Pracowałam jak oszalała, by zasłużyć na szansę poznania go, by dorosnąć mu choćby do pięt. Zajęło mi to sześć lat, ale się udało. Jest tutaj, we własnej osobie, pośrodku lodowiska w hali widowiskowej, ubrany w czarne spodnie i ażurową koszulę, i wygląda jak książę śmierci. Mroczne pióra okalające jego rękawy nadają mu niebiański wygląd, nierzeczywisty niemal, a perły zdobiące koszulę wzdłuż torsu przyciągają spojrzenie... i światło.

Zwiewna sukienka Harper, jego partnerki, łopocze na jej udach. Mam wrażenie, że przyglądam się bogini zadurzonej w diable.

Trzymam się barierki lodowiska, tak pochłonięta widokiem, że podskakuję, gdy rozbrzmiewają dźwięki elektrycznej wiolonczeli. Jestem wpatrzona w Oriona, jakby na lodzie był tylko on. Na pierwszą nutę reaguje błyskawicznie i rzuca się zapamiętale w muzykę.

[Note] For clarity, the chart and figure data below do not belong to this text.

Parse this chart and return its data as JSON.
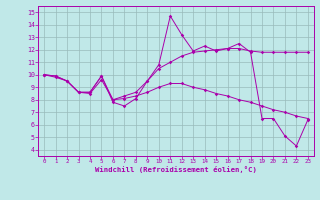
{
  "xlabel": "Windchill (Refroidissement éolien,°C)",
  "background_color": "#c0e8e8",
  "line_color": "#aa00aa",
  "grid_color": "#99bbbb",
  "xlim": [
    -0.5,
    23.5
  ],
  "ylim": [
    3.5,
    15.5
  ],
  "yticks": [
    4,
    5,
    6,
    7,
    8,
    9,
    10,
    11,
    12,
    13,
    14,
    15
  ],
  "xticks": [
    0,
    1,
    2,
    3,
    4,
    5,
    6,
    7,
    8,
    9,
    10,
    11,
    12,
    13,
    14,
    15,
    16,
    17,
    18,
    19,
    20,
    21,
    22,
    23
  ],
  "line1_x": [
    0,
    1,
    2,
    3,
    4,
    5,
    6,
    7,
    8,
    9,
    10,
    11,
    12,
    13,
    14,
    15,
    16,
    17,
    18,
    19,
    20,
    21,
    22,
    23
  ],
  "line1_y": [
    10.0,
    9.9,
    9.5,
    8.6,
    8.6,
    9.9,
    7.8,
    7.5,
    8.1,
    9.5,
    10.8,
    14.7,
    13.2,
    11.9,
    12.3,
    11.9,
    12.1,
    12.5,
    11.8,
    6.5,
    6.5,
    5.1,
    4.3,
    6.4
  ],
  "line2_x": [
    0,
    1,
    2,
    3,
    4,
    5,
    6,
    7,
    8,
    9,
    10,
    11,
    12,
    13,
    14,
    15,
    16,
    17,
    18,
    19,
    20,
    21,
    22,
    23
  ],
  "line2_y": [
    10.0,
    9.9,
    9.5,
    8.6,
    8.6,
    9.9,
    8.0,
    8.3,
    8.6,
    9.5,
    10.5,
    11.0,
    11.5,
    11.8,
    11.9,
    12.0,
    12.1,
    12.1,
    11.9,
    11.8,
    11.8,
    11.8,
    11.8,
    11.8
  ],
  "line3_x": [
    0,
    1,
    2,
    3,
    4,
    5,
    6,
    7,
    8,
    9,
    10,
    11,
    12,
    13,
    14,
    15,
    16,
    17,
    18,
    19,
    20,
    21,
    22,
    23
  ],
  "line3_y": [
    10.0,
    9.8,
    9.5,
    8.6,
    8.5,
    9.6,
    8.0,
    8.1,
    8.3,
    8.6,
    9.0,
    9.3,
    9.3,
    9.0,
    8.8,
    8.5,
    8.3,
    8.0,
    7.8,
    7.5,
    7.2,
    7.0,
    6.7,
    6.5
  ]
}
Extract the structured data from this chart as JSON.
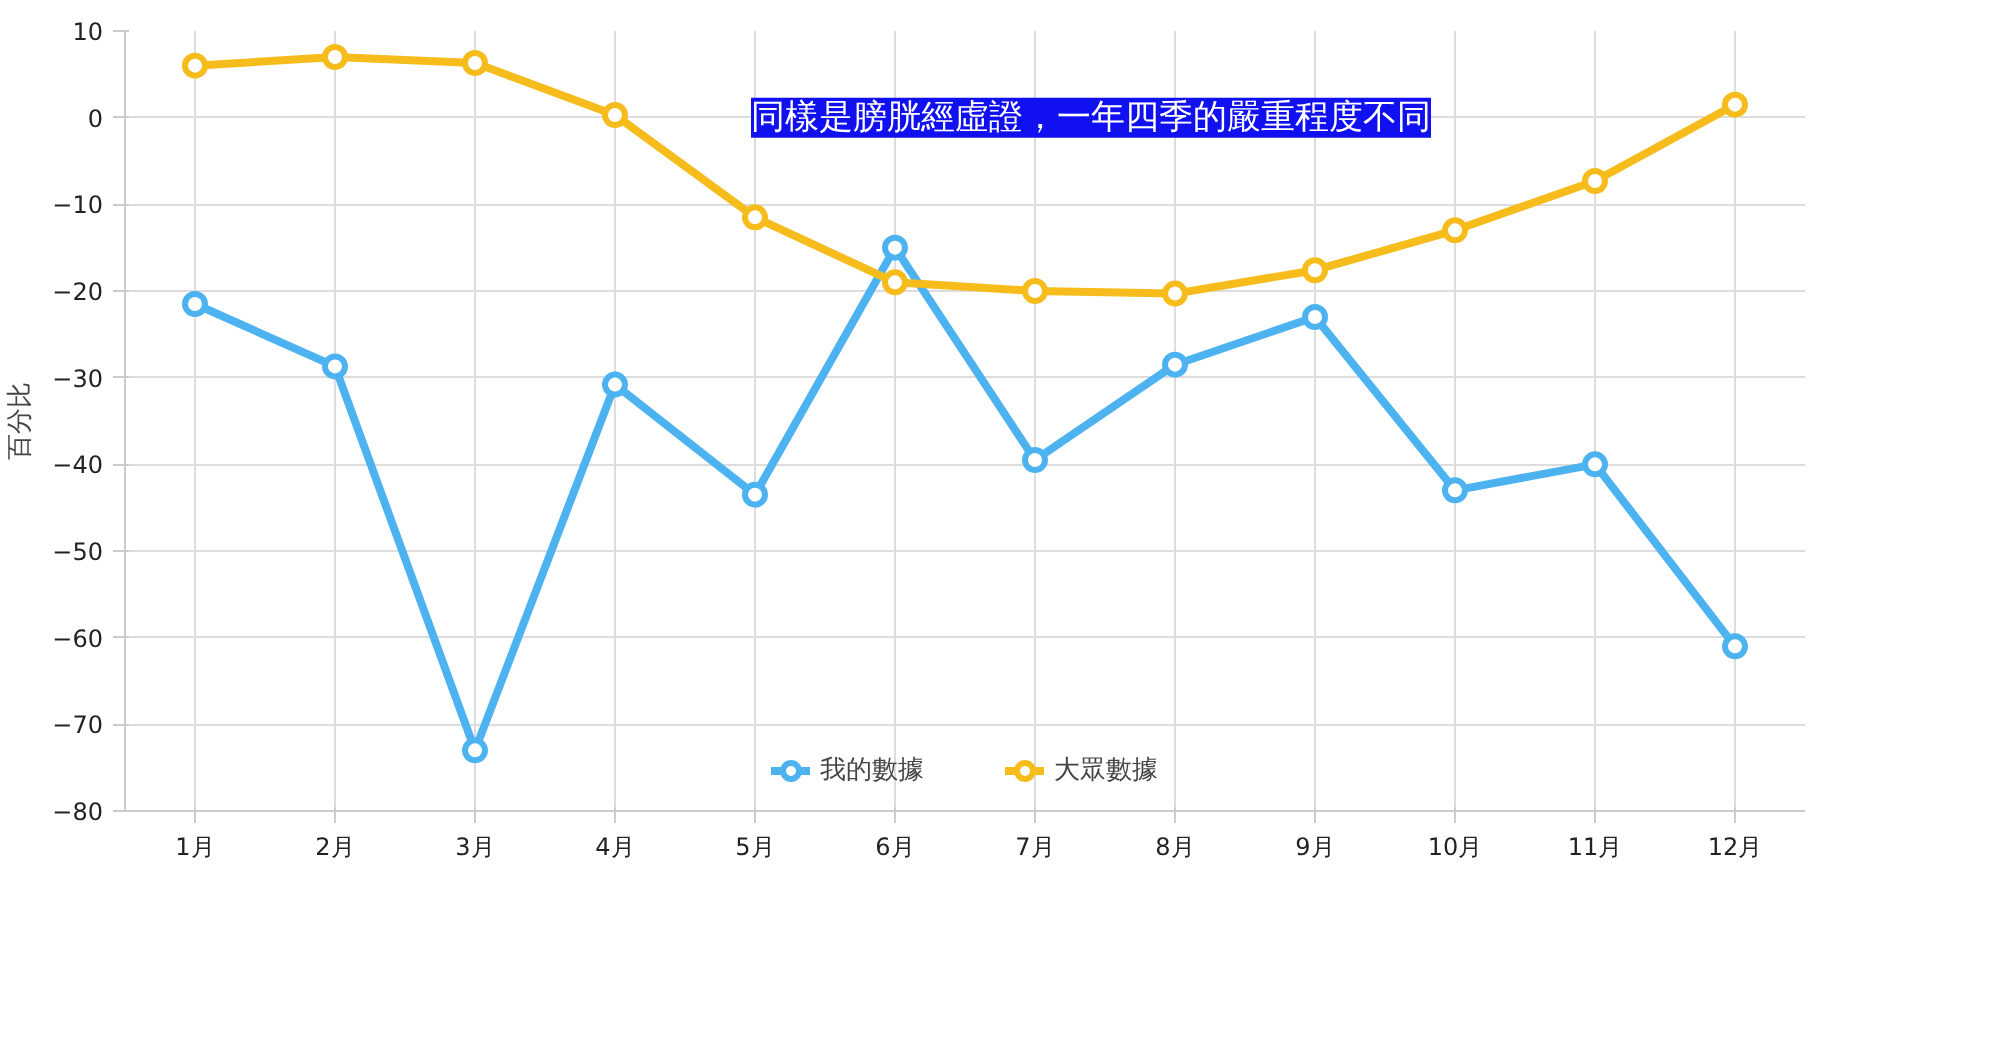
{
  "chart_data": {
    "type": "line",
    "ylabel": "百分比",
    "categories": [
      "1月",
      "2月",
      "3月",
      "4月",
      "5月",
      "6月",
      "7月",
      "8月",
      "9月",
      "10月",
      "11月",
      "12月"
    ],
    "series": [
      {
        "name": "我的數據",
        "color": "#4db3f0",
        "values": [
          -21.5,
          -28.7,
          -73,
          -30.8,
          -43.5,
          -15,
          -39.5,
          -28.5,
          -23,
          -43,
          -40,
          -61
        ]
      },
      {
        "name": "大眾數據",
        "color": "#f5bc1c",
        "values": [
          6,
          7,
          6.3,
          0.3,
          -11.5,
          -19,
          -20,
          -20.3,
          -17.6,
          -13,
          -7.3,
          1.5
        ]
      }
    ],
    "ylim": [
      -80,
      10
    ],
    "yticks": [
      -80,
      -70,
      -60,
      -50,
      -40,
      -30,
      -20,
      -10,
      0,
      10
    ],
    "grid": true,
    "legend": "bottom",
    "marker": "circle",
    "line_style": "solid",
    "annotations": [
      "同樣是膀胱經虛證，一年四季的嚴重程度不同"
    ]
  }
}
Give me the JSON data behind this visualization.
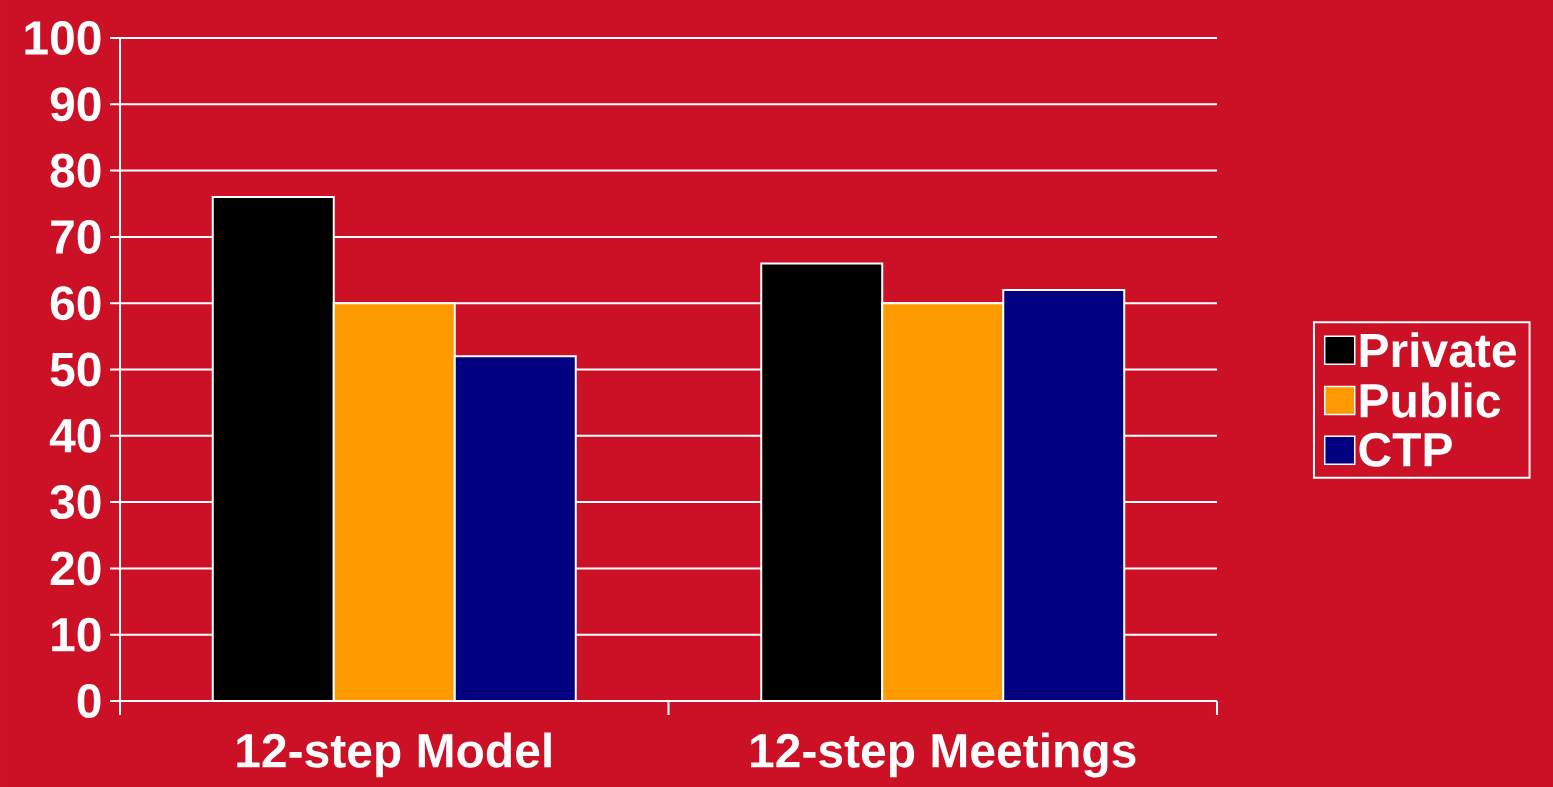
{
  "chart_data": {
    "type": "bar",
    "categories": [
      "12-step Model",
      "12-step Meetings"
    ],
    "series": [
      {
        "name": "Private",
        "color": "#000000",
        "values": [
          76,
          66
        ]
      },
      {
        "name": "Public",
        "color": "#ff9900",
        "values": [
          60,
          60
        ]
      },
      {
        "name": "CTP",
        "color": "#000080",
        "values": [
          52,
          62
        ]
      }
    ],
    "ylim": [
      0,
      100
    ],
    "yticks": [
      0,
      10,
      20,
      30,
      40,
      50,
      60,
      70,
      80,
      90,
      100
    ],
    "grid": "y",
    "legend": "right"
  }
}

Teraz jest wojownikiem, który pędzi na złamanie karku. Natychmiast rozpoznaję melodię, która wywołuje dreszcze na moich rękach. Hans Zimmer. Motyw przewodni Wonder Woman.

Cała hala jest równie oczarowana bitwą, którą Orion toczy sam ze sobą, jak ja. Jego kroki są pospieszne, gesty wściekłe, jakby na czas występu jego duszę posiadł diabeł. Włada jego ciałem niczym mieczem. Jego brwi są zmarszczone w mieszance skupienia i determinacji. Złośliwy i okrutny uśmiech, który osiadł na jego ustach, zdradza ledwie skrywaną arogancję. Wie. Zdaje sobie sprawę, że jest najlepszy.

Moje serce wali jak młot, gdy próbuje poczwórnego axla, lecz ląduje kiepsko. Przewraca się, co nie dziwi, biorąc pod uwagę trudność skoku, ale natychmiast wstaje i już pędzi równie szybko. Jakby miał na ogonie Ponurego Żniwiarza.

Patrzę z rozdziawionymi ustami, zarówno z zazdrością, jak i podziwem, gdy odgrywa drugą część swojego programu, jakby była to scena bitewna. Orion toczy bój z przeciwniczką o imieniu Harper, piękną, lecz niebezpieczną, przechodząc do kolejnych figur z mocą i magnetyzmem. Widownia nie zwleka z oklaskiwaniem oszałamiającego spektaklu.

Wiem, że mojemu partnerowi i mnie nie uda się dorównać ich występowi, a przynajmniej nie dzisiaj. To moje drugie mistrzostwa świata w kategorii seniorów i moje pierwsze przeciwko Orionowi. To szansa, by móc się z nim zmierzyć.

– W końcu będziesz mogła poprosić go o autograf! – Moja mama nie kryła entuzjazmu, gdy dowiedziała się, że zostałam powołana.

Wszyscy wiedzą o mojej fascynacji Orionem... i to nie tylko z powodu plakatu, który wisi na drzwiach mojego pokoju.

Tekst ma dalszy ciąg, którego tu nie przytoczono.